Running a simulation, however, uses the CPU heavily. When timeslicing between two simulations on a single-CPU workstation, you can expect each simulation to take roughly twice as long as if it had dedicated use of the CPU. This is obviously counter to the goals of high performance computing, so HPC clusters use batch job scheduling to ensure that each job has dedicated access to the resources it needs.
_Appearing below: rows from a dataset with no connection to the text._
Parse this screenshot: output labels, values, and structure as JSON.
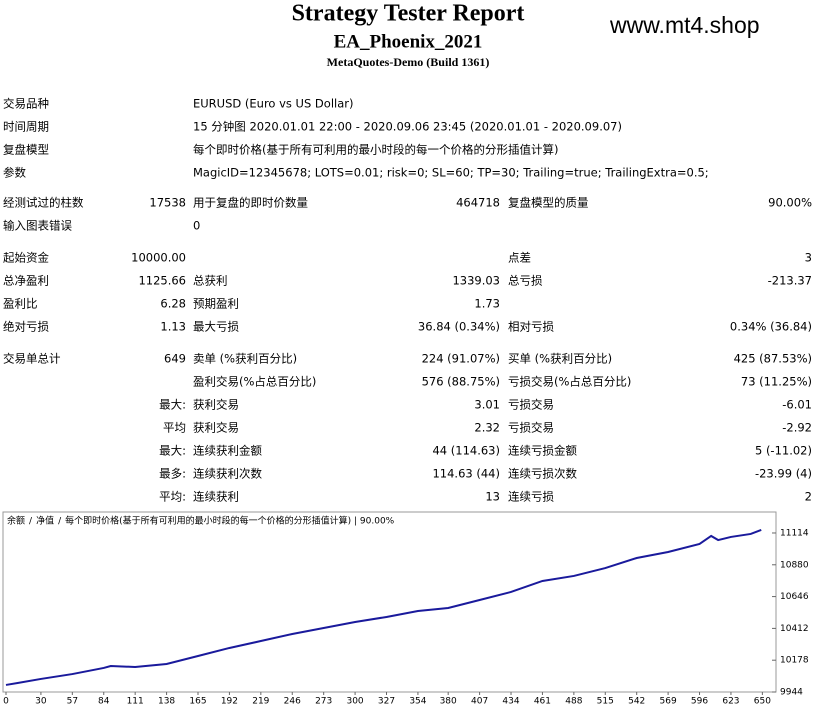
{
  "header": {
    "title": "Strategy Tester Report",
    "subtitle": "EA_Phoenix_2021",
    "build": "MetaQuotes-Demo (Build 1361)",
    "watermark": "www.mt4.shop"
  },
  "table": {
    "rows": [
      [
        "交易品种",
        "EURUSD (Euro vs US Dollar)"
      ],
      [
        "时间周期",
        "15 分钟图 2020.01.01 22:00 - 2020.09.06 23:45 (2020.01.01 - 2020.09.07)"
      ],
      [
        "复盘模型",
        "每个即时价格(基于所有可利用的最小时段的每一个价格的分形插值计算)"
      ],
      [
        "参数",
        "MagicID=12345678; LOTS=0.01; risk=0; SL=60; TP=30; Trailing=true; TrailingExtra=0.5;"
      ],
      [
        "经测试过的柱数",
        "17538",
        "用于复盘的即时价数量",
        "464718",
        "复盘模型的质量",
        "90.00%"
      ],
      [
        "输入图表错误",
        "0"
      ],
      [
        "起始资金",
        "10000.00",
        null,
        null,
        "点差",
        "3"
      ],
      [
        "总净盈利",
        "1125.66",
        "总获利",
        "1339.03",
        "总亏损",
        "-213.37"
      ],
      [
        "盈利比",
        "6.28",
        "预期盈利",
        "1.73"
      ],
      [
        "绝对亏损",
        "1.13",
        "最大亏损",
        "36.84 (0.34%)",
        "相对亏损",
        "0.34% (36.84)"
      ],
      [
        "交易单总计",
        "649",
        "卖单 (%获利百分比)",
        "224 (91.07%)",
        "买单 (%获利百分比)",
        "425 (87.53%)"
      ],
      [
        null,
        null,
        "盈利交易(%占总百分比)",
        "576 (88.75%)",
        "亏损交易(%占总百分比)",
        "73 (11.25%)"
      ],
      [
        null,
        "最大:",
        "获利交易",
        "3.01",
        "亏损交易",
        "-6.01"
      ],
      [
        null,
        "平均",
        "获利交易",
        "2.32",
        "亏损交易",
        "-2.92"
      ],
      [
        null,
        "最大:",
        "连续获利金额",
        "44 (114.63)",
        "连续亏损金额",
        "5 (-11.02)"
      ],
      [
        null,
        "最多:",
        "连续获利次数",
        "114.63 (44)",
        "连续亏损次数",
        "-23.99 (4)"
      ],
      [
        null,
        "平均:",
        "连续获利",
        "13",
        "连续亏损",
        "2"
      ]
    ]
  },
  "chart_data": {
    "type": "line",
    "separator": "/",
    "model_note": "每个即时价格(基于所有可利用的最小时段的每一个价格的分形插值计算) | 90.00%",
    "x": [
      0,
      10,
      30,
      57,
      84,
      90,
      111,
      138,
      165,
      192,
      219,
      246,
      273,
      300,
      327,
      354,
      380,
      407,
      434,
      461,
      488,
      515,
      542,
      569,
      596,
      606,
      612,
      623,
      640,
      649
    ],
    "series": [
      {
        "name": "净值",
        "color": "#2e8b2e",
        "values": [
          9996,
          10010,
          10040,
          10076,
          10121,
          10135,
          10128,
          10150,
          10209,
          10268,
          10319,
          10371,
          10415,
          10459,
          10496,
          10540,
          10562,
          10621,
          10680,
          10761,
          10798,
          10856,
          10930,
          10974,
          11033,
          11092,
          11062,
          11085,
          11107,
          11136
        ]
      },
      {
        "name": "余额",
        "color": "#1a1a9c",
        "values": [
          9996,
          10010,
          10040,
          10076,
          10121,
          10135,
          10128,
          10150,
          10209,
          10268,
          10319,
          10371,
          10415,
          10459,
          10496,
          10540,
          10562,
          10621,
          10680,
          10761,
          10798,
          10856,
          10930,
          10974,
          11033,
          11092,
          11062,
          11085,
          11107,
          11136
        ]
      }
    ],
    "xlim": [
      0,
      660
    ],
    "ylim": [
      9944,
      11261
    ],
    "xticks": [
      0,
      30,
      57,
      84,
      111,
      138,
      165,
      192,
      219,
      246,
      273,
      300,
      327,
      354,
      380,
      407,
      434,
      461,
      488,
      515,
      542,
      569,
      596,
      623,
      650
    ],
    "yticks": [
      9944,
      10178,
      10412,
      10646,
      10880,
      11114
    ]
  }
}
The principle behind batch job scheduling is:

  • Each simulation is prepared (by the user) as a job, ( batch job) which is a script that sets up and runs the simulation without interactive input from the user.  
  • Each job needs a certain set of resources for a certain amount of time. The user knows these needs in advance and can specify them in the job script.
    • "Resources" includes a number of CPUs and an amount of memory. Some jobs might also need a specific type of CPU or a specific software license.
  • The scheduler plans when and on which compute nodes to run each job

The diagram below illustrates how jobs can be allocated to certain parts of the cluster at certain times. When a new job is submitted, the scheduler looks for a place and time to run the job, always aiming to start the job as soon as possible and to make the most efficient use of the full resources of the cluster:

On the NYU clusters, Torque and Moab manage the running and scheduling of jobs. As a user you will interact mostly with Torque, which accepts and runs job scripts and manages and monitors the cluster's compute resources. Moab does the heavy thinking: the planning of which job should be run where and when.
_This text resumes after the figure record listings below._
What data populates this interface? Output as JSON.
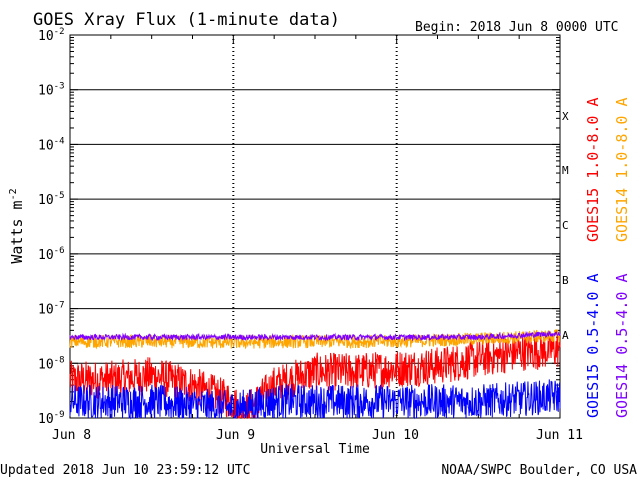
{
  "header": {
    "title": "GOES Xray Flux (1-minute data)",
    "begin": "Begin:  2018 Jun 8 0000 UTC"
  },
  "footer": {
    "updated": "Updated 2018 Jun 10 23:59:12 UTC",
    "credit": "NOAA/SWPC Boulder, CO USA"
  },
  "colors": {
    "goes15_long": "#ff0000",
    "goes14_long": "#ffa500",
    "goes15_short": "#0000ff",
    "goes14_short": "#7f00ff"
  },
  "chart_data": {
    "type": "line",
    "title": "GOES Xray Flux (1-minute data)",
    "xlabel": "Universal Time",
    "ylabel": "Watts m-2",
    "ylabel_base": "Watts m",
    "ylabel_exp": "-2",
    "yscale": "log",
    "ylim": [
      1e-09,
      0.01
    ],
    "xlim_days": [
      0,
      3
    ],
    "x_ticks": [
      "Jun 8",
      "Jun 9",
      "Jun 10",
      "Jun 11"
    ],
    "y_ticks": [
      {
        "base": "10",
        "exp": "-2"
      },
      {
        "base": "10",
        "exp": "-3"
      },
      {
        "base": "10",
        "exp": "-4"
      },
      {
        "base": "10",
        "exp": "-5"
      },
      {
        "base": "10",
        "exp": "-6"
      },
      {
        "base": "10",
        "exp": "-7"
      },
      {
        "base": "10",
        "exp": "-8"
      },
      {
        "base": "10",
        "exp": "-9"
      }
    ],
    "flare_classes": [
      "X",
      "M",
      "C",
      "B",
      "A"
    ],
    "grid": true,
    "series": [
      {
        "name": "GOES15 1.0-8.0 A",
        "color": "#ff0000",
        "x": [
          0,
          0.25,
          0.5,
          0.75,
          1.0,
          1.05,
          1.1,
          1.25,
          1.5,
          1.75,
          2.0,
          2.25,
          2.5,
          2.75,
          3.0
        ],
        "y": [
          5e-09,
          5e-09,
          6e-09,
          4e-09,
          2e-09,
          1.2e-09,
          1.5e-09,
          4e-09,
          7e-09,
          7e-09,
          8e-09,
          9e-09,
          1.2e-08,
          1.6e-08,
          1.8e-08
        ]
      },
      {
        "name": "GOES14 1.0-8.0 A",
        "color": "#ffa500",
        "x": [
          0,
          0.5,
          1.0,
          1.5,
          2.0,
          2.5,
          3.0
        ],
        "y": [
          2.5e-08,
          2.5e-08,
          2.4e-08,
          2.5e-08,
          2.5e-08,
          2.8e-08,
          3.2e-08
        ]
      },
      {
        "name": "GOES15 0.5-4.0 A",
        "color": "#0000ff",
        "x": [
          0,
          0.5,
          1.0,
          1.25,
          1.5,
          2.0,
          2.5,
          3.0
        ],
        "y": [
          2e-09,
          2e-09,
          1.5e-09,
          2e-09,
          2e-09,
          2e-09,
          2e-09,
          2.5e-09
        ]
      },
      {
        "name": "GOES14 0.5-4.0 A",
        "color": "#7f00ff",
        "x": [
          0,
          0.5,
          1.0,
          1.5,
          2.0,
          2.5,
          3.0
        ],
        "y": [
          3e-08,
          3e-08,
          3e-08,
          3e-08,
          3e-08,
          3e-08,
          3.5e-08
        ]
      }
    ]
  }
}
Jobs needing fewer resources are easier to schedule - in the diagram above, a job requiring just 1 CPU for 1 hour could be inserted into the gap on Node 1 CPU 4. Smaller jobs are also more likely to receive priority when being scheduled. Therefore avoid requesting vastly more CPUs, memory or walltime than you actually need. Note that a small overestimate, such as 10%-20%, is wise, lest your job run out of time and be killed before it finishes, but requesting several times what you need will result in longer queueing time for your job and less efficient system utilization for everybody.